“You couldn’t surely wish me to sit by the side of those people, to see such a thing as that?”
“As to being by the side of those people, I must remind you, that it was Lady Gayland’s box in which you were; and that whatever she, with her acknowledged taste and refinement, sanctions with her presence, can only be objected to by ignorance or prejudice. You have still a great deal to learn, my dear Lucy,” added he, more kindly; “and nothing can be so fatal to your progress in that respect, as your attempting to lead, or to find fault, with what you do not understand.”
“But surely I can understand that it is not right to do what I saw that woman do,” interrupted Lucy, presuming a little more doggedly than she usually ventured to do on any subject with her husband; for this time she had been really shocked by what she had seen.
“Wrong it certainly is not, if you mean moral wrong. As to such an exhibition being becoming or not in point of manners, that depends entirely upon custom.
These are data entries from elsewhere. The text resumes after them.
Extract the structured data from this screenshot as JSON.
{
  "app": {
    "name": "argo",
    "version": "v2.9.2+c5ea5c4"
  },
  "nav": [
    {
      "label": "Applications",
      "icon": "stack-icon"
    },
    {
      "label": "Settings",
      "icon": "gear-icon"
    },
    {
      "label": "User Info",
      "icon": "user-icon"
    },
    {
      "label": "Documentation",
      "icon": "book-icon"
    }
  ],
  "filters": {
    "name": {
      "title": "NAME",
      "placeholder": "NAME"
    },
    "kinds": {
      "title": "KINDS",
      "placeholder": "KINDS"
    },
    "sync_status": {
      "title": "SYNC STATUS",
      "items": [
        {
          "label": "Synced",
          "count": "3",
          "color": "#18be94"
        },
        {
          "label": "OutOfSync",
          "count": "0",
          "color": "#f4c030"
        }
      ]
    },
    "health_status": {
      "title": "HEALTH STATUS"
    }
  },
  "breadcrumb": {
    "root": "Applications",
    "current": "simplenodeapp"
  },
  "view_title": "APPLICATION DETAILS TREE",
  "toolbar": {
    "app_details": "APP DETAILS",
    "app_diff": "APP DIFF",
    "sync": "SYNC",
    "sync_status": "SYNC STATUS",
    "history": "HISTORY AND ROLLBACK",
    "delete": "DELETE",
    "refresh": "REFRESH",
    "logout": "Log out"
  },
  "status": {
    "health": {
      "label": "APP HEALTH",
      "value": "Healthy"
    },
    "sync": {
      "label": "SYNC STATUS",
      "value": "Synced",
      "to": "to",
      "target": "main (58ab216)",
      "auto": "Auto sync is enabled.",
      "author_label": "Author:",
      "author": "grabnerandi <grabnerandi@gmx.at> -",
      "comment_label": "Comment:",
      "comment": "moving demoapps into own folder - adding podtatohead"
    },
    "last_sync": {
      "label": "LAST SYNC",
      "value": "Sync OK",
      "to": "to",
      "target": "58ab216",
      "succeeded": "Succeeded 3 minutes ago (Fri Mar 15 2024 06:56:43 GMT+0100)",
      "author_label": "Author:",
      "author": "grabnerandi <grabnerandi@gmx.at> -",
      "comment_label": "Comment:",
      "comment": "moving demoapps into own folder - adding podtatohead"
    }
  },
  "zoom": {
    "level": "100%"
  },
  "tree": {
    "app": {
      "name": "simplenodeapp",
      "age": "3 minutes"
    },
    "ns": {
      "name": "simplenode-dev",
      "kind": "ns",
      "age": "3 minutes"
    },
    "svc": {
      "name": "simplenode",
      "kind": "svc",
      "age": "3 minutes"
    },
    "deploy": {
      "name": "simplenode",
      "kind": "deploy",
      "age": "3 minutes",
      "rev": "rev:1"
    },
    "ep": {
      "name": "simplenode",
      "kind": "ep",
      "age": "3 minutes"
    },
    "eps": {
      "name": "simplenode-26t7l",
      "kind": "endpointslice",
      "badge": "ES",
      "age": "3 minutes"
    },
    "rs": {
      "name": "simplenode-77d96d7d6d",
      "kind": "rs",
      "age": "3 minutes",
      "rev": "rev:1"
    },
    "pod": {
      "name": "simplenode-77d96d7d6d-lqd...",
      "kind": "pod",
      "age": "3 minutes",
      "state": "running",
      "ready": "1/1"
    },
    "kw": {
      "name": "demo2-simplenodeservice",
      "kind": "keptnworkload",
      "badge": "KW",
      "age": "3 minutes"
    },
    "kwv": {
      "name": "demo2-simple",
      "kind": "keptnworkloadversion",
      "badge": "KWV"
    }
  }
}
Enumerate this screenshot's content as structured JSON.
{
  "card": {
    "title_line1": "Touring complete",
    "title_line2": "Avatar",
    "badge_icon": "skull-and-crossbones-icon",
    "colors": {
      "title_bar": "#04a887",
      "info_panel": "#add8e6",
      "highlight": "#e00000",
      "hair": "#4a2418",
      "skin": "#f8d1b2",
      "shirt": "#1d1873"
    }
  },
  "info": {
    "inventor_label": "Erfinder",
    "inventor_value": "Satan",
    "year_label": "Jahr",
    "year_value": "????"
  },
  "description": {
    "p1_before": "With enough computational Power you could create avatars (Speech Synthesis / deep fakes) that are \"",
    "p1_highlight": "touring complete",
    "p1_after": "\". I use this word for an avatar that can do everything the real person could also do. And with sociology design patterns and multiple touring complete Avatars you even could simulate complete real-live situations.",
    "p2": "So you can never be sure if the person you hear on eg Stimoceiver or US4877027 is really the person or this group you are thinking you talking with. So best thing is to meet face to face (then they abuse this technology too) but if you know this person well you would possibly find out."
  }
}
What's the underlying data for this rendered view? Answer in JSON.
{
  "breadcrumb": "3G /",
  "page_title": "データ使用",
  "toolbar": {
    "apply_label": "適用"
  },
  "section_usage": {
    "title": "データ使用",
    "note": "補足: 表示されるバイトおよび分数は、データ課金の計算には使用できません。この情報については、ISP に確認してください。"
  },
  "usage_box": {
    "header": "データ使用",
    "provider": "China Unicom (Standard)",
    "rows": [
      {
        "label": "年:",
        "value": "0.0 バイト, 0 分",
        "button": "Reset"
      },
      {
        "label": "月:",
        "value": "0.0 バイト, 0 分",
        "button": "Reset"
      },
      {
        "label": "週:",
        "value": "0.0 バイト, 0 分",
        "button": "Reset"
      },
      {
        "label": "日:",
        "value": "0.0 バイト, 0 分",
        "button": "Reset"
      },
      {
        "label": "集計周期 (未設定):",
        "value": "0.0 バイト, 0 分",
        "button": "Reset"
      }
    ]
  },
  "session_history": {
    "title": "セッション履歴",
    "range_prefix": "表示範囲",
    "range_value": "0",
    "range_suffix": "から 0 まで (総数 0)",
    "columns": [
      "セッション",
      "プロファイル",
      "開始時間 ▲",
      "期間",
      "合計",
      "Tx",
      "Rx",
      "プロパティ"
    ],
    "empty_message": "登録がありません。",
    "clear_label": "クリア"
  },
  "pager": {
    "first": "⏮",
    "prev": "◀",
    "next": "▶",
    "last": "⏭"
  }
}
Many things at your father’s might strike me as coarseness, which made no impression upon you from habit, though much worse in my opinion than this presumed indecorum. Those things probably arose from ignorance on your parts, which might be corrected. This, on the other hand, from conventional indifference, consequent on custom, which it is not in you to correct. Depend upon it you will only get yourself laughed at, and me too, if you preach about dancers’ petticoats.”
“I don’t want to preach to any body; and you know how much it fashes me to contend with you.”
“Don’t say FASHES, say distresses, or annoys, not fashes, for heaven’s sake, my dear Lucy.”
“Oh, dear, it was very stupid of me to forget it. That was one of the first things you taught me, and it is a many days since I said it last; but it is so strange to me to venture to differ with you, that I get confused, and don’t say any thing as right as I could do. Even now I should like to ask, if modesty is a merit, whether nakedness ought to be a show; but I’ll say no more, for I dare say you won’t make me go there again.”
“No, that will be the best way to settle it.”
The plot of the Contrast is not, as the reader may perceive, one of fashionable life: it has more of the romance of nature in its composition: the characters are not the drawling bores that we find in fashionable novels, though their affected freaks are occasionally introduced to contrast with unsophisticated humility, and thus exhibit the deformities of high life. The whole work is, however, light as gossamer: we had almost said that a fly might read it through the meshes, without endangering his patience or liberty.